Me han pedido que tenga más malicia… ¿Más malicia?

Pedirme que tenga más malicia es pedirme que deje de ser quien soy, que abandone mi naturaleza, que adopte el miedo, que abrace la desconfianza, que me relacione con otras personas pensando que pueden hacerme daño.

¿Qué tenga más malicia? ¿Porqué no tenés vos más buenicia?

Si no nos consideramos personas confiables es posible que veamos ahí afuera que la gente trata de aprovecharse y de perjudicarnos constantemente, pero necesitamos entender que eso sólo es una creencia, una idea de nuestra mente.

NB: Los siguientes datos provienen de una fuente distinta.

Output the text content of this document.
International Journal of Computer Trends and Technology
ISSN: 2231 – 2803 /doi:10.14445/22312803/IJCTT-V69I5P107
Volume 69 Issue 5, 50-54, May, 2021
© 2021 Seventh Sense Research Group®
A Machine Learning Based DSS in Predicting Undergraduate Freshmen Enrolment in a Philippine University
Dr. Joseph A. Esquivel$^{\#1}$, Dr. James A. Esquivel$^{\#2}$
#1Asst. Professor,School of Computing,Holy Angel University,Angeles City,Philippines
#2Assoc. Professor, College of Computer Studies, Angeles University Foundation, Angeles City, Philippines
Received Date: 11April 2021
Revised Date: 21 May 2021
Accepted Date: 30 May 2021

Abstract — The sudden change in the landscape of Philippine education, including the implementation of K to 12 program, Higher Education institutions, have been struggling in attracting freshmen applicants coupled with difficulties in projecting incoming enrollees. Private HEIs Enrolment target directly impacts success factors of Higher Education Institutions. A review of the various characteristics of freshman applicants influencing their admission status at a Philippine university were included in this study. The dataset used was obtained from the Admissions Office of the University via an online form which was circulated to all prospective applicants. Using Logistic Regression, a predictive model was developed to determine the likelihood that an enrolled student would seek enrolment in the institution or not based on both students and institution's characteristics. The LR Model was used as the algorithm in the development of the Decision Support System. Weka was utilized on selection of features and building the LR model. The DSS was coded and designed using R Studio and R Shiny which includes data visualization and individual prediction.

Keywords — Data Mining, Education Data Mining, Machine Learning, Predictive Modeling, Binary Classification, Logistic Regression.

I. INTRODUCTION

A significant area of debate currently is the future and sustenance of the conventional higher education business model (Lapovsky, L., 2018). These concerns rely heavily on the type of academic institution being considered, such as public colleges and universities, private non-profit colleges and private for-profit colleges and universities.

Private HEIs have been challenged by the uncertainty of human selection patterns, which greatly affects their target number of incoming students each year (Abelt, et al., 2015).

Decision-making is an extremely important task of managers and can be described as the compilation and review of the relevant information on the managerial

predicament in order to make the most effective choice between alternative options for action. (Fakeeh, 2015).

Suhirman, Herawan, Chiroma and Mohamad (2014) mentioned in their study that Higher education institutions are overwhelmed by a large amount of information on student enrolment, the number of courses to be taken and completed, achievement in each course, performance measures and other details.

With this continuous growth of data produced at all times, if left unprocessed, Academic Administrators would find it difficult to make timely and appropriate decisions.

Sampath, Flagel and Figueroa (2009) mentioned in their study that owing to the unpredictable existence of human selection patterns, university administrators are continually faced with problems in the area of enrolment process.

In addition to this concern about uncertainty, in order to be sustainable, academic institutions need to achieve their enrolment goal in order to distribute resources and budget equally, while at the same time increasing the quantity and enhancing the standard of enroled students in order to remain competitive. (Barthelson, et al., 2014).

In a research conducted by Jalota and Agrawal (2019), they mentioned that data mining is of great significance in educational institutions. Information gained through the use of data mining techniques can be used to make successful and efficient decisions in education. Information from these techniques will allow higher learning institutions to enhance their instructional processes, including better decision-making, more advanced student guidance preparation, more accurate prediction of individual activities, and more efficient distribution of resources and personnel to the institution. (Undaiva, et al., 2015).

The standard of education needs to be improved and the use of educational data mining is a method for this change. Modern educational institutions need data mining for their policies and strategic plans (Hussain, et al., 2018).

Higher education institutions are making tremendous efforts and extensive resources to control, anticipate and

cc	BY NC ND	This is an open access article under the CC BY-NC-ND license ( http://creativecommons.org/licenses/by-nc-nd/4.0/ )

Como es adentro es afuera. No podemos ver en los demás algo que no existe en nosotros.

Pueden haberme sucedido muchas cosas en mi vida, puedo haberme desilusionado, pueden haberme traicionado, engañado y defraudado pero mi alma sigue intacta.

La intención maliciosa sigue siendo de la otra persona, le pertenece y suficiente peso debe ser cargarla en la consciencia y vivir con ese temor cada vez que se muestra vulnerable o le cuenta sobre su vida a alguien.

¡No me pidás que cargue con el peso de cosas que no necesito y no necesitás!
Atrevámonos a sanarnos desde adentro, sin victimismo reconociendo que cada vez que decimos “me hizo” es solo el ego hablando. Nadie nos hace nada, la gente se comporta de cierta forma, pero de nosotros depende si nos apropiamos de eso o solo lo observamos como algo que le pertenece a alguien más.

¡Volvámonos personas confiables y confiemos en nosotros mismos!